This is why I hate people who hate gay people...
And this is what I face, by trying to be a good partner (since I can't be a good spouse):
Are We Being Gouged by Being Gay?
Tuesday November 15, 2005
Federal and state tax laws routinely gouge gay couples in a variety of ways, via inequities in the estate tax, income tax, inheritance tax or gift tax. And when it comes to other important financial issues, like housing, or bequeathing estates, or nursing home care, gay couples must use contract law as the flimsy, threadbare cover to protect their relationships. A rundown of how gay couples get hurt:
Houses. A gay partner whose spouse dies often sees their home going to a family member, as they have no rights to the house. But titling the house as "joint tenants with rights of survivorship" could guarantee a smooth transition to the surviving partner. Doing so can create tax problems. The IRS will count 100% of the value of the house in the taxable estate of the deceased, unless the surviving partner can prove their contribution, says Jennifer Hatch, managing partner of Christopher Street Financial, a New York firm specializing in financial advice for gay couples.
Employee benefits. Gay couples have to pay income taxes on the value of the employer benefits they get from their partner, such as health care coverage, something straight couples never have to pay. And gay couples' compensation packages, when the value of fringe benefits is added in, are usually less than the compensation of a married person doing the same job.
Tax planning. When it comes to gay couples, the gift tax is the gift that keeps on giving--to the government. Say you and your partner live together, and to do things right, you add her to the deed to your house. Did you know that you must then report the value of half of the house on your taxes? Uncle Sam says you made a gift under the law. Ditto for adding your partner to your bank or brokerage accounts. The IRS says those transactions are gifts that must be reported if they amount to more than $11,000 in a year. A married couple is seen as a single economic unit, so they can transfer anything between them, while same-sex couples are seen as business partners, so all transactions are deemed taxable business deals, says Hatch.
Estate Taxes. The "unlimited marital deduction" lets one spouse pass on as much money as he or she wants to the other, free of estate tax. But because Uncle Sam doesn't recognize gay marriage, gay couples can't use this deduction, so they get hit with a big tax bill. And gay couples have to pay extra to take out life-insurance policies on each other in order to fix the problem.
Life insurance. Gay couples may have to fight to establish their right to buy life insurance on each other, if the insurance company challenges the partner's insurable interest. Gay couples need this life insurance to reduce the estate tax hit, because if their estates are large enough, they are taxed twice--upon each partner’s death, Hatch says.
Inheritance Taxes. Some states, including New Jersey and Connecticut, have an inheritance tax for certain “types” of beneficiaries.

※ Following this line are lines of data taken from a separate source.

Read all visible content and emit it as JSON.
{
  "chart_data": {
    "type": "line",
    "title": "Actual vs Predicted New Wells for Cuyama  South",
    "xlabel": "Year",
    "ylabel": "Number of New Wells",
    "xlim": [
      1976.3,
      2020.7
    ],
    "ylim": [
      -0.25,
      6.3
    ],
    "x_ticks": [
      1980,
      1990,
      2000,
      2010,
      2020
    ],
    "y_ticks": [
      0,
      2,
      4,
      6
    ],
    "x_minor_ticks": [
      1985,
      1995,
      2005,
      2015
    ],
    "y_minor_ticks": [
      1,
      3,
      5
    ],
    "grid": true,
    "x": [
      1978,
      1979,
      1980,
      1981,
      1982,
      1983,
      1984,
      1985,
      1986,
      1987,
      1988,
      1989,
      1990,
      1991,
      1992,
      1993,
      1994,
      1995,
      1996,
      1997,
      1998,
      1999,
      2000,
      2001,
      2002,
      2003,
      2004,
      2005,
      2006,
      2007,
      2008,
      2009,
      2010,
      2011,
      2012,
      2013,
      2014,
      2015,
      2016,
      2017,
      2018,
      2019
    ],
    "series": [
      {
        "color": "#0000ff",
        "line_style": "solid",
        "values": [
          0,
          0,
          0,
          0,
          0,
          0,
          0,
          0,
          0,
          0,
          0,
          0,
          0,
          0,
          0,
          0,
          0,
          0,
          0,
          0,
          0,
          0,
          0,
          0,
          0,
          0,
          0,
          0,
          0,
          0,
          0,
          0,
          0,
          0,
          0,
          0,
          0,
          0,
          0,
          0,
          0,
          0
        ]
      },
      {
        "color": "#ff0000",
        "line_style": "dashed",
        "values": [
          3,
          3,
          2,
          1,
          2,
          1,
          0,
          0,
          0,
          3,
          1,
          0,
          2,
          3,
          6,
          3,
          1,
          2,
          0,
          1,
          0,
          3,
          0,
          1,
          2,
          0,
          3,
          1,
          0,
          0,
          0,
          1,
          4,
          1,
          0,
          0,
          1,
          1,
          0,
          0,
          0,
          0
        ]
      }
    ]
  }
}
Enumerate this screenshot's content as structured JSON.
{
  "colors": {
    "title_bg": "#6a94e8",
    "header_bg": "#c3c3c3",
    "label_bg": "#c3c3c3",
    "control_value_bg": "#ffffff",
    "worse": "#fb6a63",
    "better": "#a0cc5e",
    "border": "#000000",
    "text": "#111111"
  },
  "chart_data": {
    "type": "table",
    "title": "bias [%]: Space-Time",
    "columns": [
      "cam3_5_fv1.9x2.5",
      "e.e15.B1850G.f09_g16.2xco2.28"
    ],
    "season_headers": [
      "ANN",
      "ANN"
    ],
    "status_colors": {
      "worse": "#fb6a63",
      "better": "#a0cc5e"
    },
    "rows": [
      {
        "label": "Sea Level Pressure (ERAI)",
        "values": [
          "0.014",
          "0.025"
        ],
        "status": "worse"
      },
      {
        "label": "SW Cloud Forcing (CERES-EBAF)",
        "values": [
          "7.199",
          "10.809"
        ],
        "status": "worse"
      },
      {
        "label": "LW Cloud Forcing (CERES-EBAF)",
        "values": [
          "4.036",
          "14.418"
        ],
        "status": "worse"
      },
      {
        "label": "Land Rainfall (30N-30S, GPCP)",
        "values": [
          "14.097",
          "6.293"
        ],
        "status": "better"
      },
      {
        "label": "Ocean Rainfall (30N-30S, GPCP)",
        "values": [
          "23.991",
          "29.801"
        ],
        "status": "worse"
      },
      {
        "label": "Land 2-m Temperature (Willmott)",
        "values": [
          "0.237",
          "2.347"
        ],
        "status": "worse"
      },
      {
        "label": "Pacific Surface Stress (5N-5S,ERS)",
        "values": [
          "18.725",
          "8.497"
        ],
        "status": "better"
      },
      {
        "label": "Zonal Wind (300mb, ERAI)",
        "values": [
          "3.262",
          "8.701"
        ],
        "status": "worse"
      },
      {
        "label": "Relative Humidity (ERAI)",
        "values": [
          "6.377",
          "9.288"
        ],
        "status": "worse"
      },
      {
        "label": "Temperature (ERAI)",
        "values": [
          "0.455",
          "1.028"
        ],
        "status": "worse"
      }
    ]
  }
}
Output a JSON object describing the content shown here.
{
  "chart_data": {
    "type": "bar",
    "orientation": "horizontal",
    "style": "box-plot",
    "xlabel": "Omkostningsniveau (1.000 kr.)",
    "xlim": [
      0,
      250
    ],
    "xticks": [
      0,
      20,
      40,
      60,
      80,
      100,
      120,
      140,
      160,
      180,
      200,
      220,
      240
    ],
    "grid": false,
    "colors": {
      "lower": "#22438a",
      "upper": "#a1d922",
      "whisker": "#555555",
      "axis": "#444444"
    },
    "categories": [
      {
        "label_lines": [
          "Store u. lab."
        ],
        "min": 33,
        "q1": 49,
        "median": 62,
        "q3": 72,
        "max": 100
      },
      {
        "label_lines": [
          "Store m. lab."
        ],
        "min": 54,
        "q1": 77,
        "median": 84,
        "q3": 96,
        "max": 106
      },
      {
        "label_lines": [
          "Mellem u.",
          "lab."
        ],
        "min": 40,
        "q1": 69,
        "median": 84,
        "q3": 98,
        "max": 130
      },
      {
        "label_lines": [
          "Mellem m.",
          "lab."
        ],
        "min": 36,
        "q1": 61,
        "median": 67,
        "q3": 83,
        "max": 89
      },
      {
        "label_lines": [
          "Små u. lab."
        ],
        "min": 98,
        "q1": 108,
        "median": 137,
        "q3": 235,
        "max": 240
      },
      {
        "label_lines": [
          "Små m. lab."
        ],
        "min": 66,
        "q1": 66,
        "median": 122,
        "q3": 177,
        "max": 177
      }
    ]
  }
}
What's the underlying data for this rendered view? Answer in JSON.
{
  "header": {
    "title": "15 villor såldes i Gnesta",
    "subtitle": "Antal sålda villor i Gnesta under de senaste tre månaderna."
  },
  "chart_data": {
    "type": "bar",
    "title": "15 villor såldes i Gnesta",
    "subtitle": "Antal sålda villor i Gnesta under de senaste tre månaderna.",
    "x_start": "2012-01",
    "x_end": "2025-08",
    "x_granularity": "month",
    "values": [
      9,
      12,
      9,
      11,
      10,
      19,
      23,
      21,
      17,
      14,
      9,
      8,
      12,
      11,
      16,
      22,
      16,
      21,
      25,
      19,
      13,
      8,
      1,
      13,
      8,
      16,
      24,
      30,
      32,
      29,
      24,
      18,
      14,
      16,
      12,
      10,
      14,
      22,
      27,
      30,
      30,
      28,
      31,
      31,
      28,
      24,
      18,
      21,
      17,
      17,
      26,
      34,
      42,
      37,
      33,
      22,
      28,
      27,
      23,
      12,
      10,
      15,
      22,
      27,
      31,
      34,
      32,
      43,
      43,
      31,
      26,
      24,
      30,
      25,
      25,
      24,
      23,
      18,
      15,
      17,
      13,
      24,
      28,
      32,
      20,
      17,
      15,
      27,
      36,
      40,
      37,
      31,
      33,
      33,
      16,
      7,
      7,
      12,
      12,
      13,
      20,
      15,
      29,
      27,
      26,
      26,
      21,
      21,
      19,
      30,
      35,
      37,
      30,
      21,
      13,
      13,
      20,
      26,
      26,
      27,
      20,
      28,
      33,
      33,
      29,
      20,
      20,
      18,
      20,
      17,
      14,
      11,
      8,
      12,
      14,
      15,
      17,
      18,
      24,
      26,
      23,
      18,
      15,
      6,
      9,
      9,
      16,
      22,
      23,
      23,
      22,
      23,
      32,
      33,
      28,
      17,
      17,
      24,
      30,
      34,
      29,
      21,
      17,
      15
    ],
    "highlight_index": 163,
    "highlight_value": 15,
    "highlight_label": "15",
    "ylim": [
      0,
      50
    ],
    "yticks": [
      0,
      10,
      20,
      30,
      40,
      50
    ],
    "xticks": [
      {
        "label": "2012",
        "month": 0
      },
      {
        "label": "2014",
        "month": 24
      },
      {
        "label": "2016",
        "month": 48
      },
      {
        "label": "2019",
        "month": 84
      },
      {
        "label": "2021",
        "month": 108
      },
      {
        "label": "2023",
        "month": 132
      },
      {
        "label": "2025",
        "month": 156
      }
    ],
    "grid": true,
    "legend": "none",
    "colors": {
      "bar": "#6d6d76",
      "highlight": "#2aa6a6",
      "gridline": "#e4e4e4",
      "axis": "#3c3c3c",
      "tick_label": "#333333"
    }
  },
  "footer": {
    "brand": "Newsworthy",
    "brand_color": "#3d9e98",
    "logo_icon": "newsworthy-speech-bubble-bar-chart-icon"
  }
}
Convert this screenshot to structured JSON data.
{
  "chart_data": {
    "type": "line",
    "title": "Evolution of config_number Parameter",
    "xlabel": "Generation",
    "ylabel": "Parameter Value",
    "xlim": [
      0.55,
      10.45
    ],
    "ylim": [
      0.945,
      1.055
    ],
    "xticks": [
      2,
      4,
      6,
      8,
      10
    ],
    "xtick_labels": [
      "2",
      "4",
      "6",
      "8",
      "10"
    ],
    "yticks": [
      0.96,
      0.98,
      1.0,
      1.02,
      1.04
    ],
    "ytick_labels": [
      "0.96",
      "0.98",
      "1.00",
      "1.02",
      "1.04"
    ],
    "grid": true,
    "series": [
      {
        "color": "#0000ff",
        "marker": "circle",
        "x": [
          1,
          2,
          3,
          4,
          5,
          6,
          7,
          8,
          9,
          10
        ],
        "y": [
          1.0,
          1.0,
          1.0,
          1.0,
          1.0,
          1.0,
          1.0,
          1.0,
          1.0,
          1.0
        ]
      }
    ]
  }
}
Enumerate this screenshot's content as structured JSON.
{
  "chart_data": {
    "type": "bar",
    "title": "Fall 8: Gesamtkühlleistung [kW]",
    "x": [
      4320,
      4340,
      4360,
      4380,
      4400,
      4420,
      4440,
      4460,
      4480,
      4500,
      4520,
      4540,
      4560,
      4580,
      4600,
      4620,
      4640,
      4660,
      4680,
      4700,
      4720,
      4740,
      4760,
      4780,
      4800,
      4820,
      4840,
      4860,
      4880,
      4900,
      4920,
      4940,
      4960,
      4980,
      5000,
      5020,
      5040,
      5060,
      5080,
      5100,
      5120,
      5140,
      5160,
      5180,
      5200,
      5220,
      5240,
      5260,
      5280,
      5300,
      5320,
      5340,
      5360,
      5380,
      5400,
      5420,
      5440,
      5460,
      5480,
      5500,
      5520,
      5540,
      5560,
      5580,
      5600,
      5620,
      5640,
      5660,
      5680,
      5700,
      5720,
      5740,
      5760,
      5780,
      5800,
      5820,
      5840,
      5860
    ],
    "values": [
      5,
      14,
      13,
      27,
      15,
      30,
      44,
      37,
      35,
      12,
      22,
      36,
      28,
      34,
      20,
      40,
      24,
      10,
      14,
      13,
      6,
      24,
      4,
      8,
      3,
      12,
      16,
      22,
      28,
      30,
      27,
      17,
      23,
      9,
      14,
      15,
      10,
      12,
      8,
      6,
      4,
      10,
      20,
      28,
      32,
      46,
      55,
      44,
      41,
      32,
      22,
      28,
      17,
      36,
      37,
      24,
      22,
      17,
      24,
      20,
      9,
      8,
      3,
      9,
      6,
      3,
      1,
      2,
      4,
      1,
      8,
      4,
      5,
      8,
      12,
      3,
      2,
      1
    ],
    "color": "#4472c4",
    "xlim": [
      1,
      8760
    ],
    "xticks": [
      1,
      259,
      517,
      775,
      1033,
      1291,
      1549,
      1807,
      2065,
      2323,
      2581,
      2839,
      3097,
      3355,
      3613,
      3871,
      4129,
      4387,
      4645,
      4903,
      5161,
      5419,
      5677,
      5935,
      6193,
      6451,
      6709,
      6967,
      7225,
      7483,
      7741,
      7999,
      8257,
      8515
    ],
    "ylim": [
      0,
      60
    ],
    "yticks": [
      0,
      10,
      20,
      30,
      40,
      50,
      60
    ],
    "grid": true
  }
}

While straight spouses are exempt, an “unrelated” partner could pay more than 15% of everything inherited.
Social Security. Gay people cannot claim Social Security benefits through their partner's employment, according to tax law, whereas even divorced straight people will receive higher payments based on their spouses’ contribution to the system, says Hatch.
Retirement Accounts. Gay people cannot roll over their partner's retirement account into their own, but must start taking taxable distributions soon after their partner’s death. However, a surviving straight spouse can let the investments compound until mandatory withdrawals at age 70.
Death. Yes gay people still get hurt even when leaving for the great beyond. When their partners die, gay couples must prove their ownership of every item in the house or face a tax bill or even total loss of the items to their partner's next of kin. When a partner dies, gay people often receive no death benefit or continuation of the decedent's pension, though many cities and states including New York City and New York State as well as some corporations allow pension continuation for a partner, Hatch says.